Palmira era la joven violinista del compacto. Al mismo tiempo que el melómano admiraba la grabación, ella practicaba en su casa, con las ventanas que daban al jardín abiertas. Esa tarde se sentía particularmente inspirada, por lo que se ponía a prueba con una pieza de gran dificultad técnica. Raspaba las cuerdas del violín casi como si fuera una nueva extremidad, mientras su cara y la madera se unían en un abrazo. Por la ventana, veía el atardecer con sus tonos rosados y rojizos, en un lento declinar que se correspondía con la pieza.

Sita se había sentado en uno de los bancos del parque. Como la violinista, admiraba el crepúsculo que iluminaba con una tonalidad mortecina a los paseantes. También en su caso tenía una clara analogía con lo que le había informado el médico. Se propuso no perder ni un minuto, disfrutar del presente sin malgastarlo; cualquier segundo era importante, no había regalo más valioso que aquel anochecer. Decidió que esperaría unos días antes de comunicárselo a su marido y sus hijos: prefería asimilar la noticia.

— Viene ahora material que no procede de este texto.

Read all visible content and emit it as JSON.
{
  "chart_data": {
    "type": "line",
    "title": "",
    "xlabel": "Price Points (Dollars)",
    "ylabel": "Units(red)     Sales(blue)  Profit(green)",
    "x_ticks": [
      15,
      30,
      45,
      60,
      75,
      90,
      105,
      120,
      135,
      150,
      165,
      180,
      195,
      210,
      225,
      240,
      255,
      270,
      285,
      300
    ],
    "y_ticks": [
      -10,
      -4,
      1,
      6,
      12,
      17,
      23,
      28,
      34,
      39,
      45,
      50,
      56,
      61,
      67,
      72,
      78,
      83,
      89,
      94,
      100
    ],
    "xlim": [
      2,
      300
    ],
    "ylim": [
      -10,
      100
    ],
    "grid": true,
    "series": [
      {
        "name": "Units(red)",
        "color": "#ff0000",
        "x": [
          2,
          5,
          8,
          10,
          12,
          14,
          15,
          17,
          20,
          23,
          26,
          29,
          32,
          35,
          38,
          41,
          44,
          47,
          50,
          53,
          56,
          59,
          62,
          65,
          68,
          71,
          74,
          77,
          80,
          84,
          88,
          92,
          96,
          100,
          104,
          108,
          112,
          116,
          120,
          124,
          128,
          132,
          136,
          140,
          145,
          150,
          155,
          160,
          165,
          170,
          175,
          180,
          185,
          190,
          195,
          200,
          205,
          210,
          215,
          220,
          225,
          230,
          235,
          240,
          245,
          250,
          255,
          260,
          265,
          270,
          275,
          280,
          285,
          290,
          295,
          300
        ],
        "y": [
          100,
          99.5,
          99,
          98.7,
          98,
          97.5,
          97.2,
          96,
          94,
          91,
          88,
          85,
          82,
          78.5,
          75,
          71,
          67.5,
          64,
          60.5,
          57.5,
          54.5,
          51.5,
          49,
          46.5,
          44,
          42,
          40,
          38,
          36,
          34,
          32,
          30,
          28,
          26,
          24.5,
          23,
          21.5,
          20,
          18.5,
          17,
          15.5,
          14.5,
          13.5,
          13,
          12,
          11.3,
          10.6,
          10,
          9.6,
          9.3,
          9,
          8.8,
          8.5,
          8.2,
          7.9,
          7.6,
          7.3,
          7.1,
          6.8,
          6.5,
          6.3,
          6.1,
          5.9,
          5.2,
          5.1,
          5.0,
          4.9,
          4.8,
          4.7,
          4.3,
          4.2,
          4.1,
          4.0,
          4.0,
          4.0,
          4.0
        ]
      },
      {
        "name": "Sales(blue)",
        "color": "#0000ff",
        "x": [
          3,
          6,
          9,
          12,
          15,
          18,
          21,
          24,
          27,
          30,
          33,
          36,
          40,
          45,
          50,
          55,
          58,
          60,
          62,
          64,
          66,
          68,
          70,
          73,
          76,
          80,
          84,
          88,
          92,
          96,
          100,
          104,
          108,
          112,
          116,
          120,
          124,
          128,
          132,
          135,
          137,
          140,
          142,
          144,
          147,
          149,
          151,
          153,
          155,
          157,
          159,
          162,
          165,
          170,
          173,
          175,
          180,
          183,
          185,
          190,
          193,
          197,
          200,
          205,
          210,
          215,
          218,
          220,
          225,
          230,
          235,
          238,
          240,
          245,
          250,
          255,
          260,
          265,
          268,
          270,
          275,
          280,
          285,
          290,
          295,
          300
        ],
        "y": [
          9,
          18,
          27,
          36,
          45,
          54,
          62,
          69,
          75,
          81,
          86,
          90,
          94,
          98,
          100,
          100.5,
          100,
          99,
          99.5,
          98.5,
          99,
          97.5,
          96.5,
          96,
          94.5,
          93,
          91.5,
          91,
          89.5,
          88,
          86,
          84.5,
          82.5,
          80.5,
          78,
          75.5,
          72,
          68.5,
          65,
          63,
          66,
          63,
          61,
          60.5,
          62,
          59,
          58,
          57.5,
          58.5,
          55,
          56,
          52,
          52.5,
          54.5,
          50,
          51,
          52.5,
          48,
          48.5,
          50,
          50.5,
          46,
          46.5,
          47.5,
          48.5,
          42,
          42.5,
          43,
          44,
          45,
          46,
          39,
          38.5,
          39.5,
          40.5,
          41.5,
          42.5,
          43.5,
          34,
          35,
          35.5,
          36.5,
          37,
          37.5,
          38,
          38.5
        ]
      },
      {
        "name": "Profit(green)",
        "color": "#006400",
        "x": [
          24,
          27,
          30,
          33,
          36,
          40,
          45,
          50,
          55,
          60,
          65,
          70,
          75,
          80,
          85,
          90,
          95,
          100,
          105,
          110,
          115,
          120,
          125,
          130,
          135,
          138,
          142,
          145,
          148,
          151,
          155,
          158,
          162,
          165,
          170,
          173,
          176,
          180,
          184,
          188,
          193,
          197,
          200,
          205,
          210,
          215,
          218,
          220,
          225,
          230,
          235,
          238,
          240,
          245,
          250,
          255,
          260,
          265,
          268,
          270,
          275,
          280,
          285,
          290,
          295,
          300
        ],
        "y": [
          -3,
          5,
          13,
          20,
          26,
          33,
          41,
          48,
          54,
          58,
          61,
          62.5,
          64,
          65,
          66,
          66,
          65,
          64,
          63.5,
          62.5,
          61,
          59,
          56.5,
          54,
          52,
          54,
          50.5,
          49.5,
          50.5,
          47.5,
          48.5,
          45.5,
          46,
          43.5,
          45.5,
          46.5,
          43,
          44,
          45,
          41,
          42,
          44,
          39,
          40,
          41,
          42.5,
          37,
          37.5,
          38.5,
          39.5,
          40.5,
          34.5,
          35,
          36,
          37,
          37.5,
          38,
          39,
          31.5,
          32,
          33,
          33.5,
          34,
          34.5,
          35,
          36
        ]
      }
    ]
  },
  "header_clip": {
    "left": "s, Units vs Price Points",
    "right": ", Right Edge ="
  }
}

En el centro del parque manaba una fuente. Sita fue a beber. Era bueno sentir todavía el agradable frescor en su garganta, ser capaz de saborear el agua. ¿Cuánta gente en todo el mundo estaría bebiendo en esos precisos instantes? Compartía con ellos la misma vida física, formaba parte de la misma comunidad, aunque, en su caso, estuviera a punto de despedirse del parque y de la fuente.

Poco después, Sita marchaba hacia su hogar. Había sido un día muy largo y estaba agotada.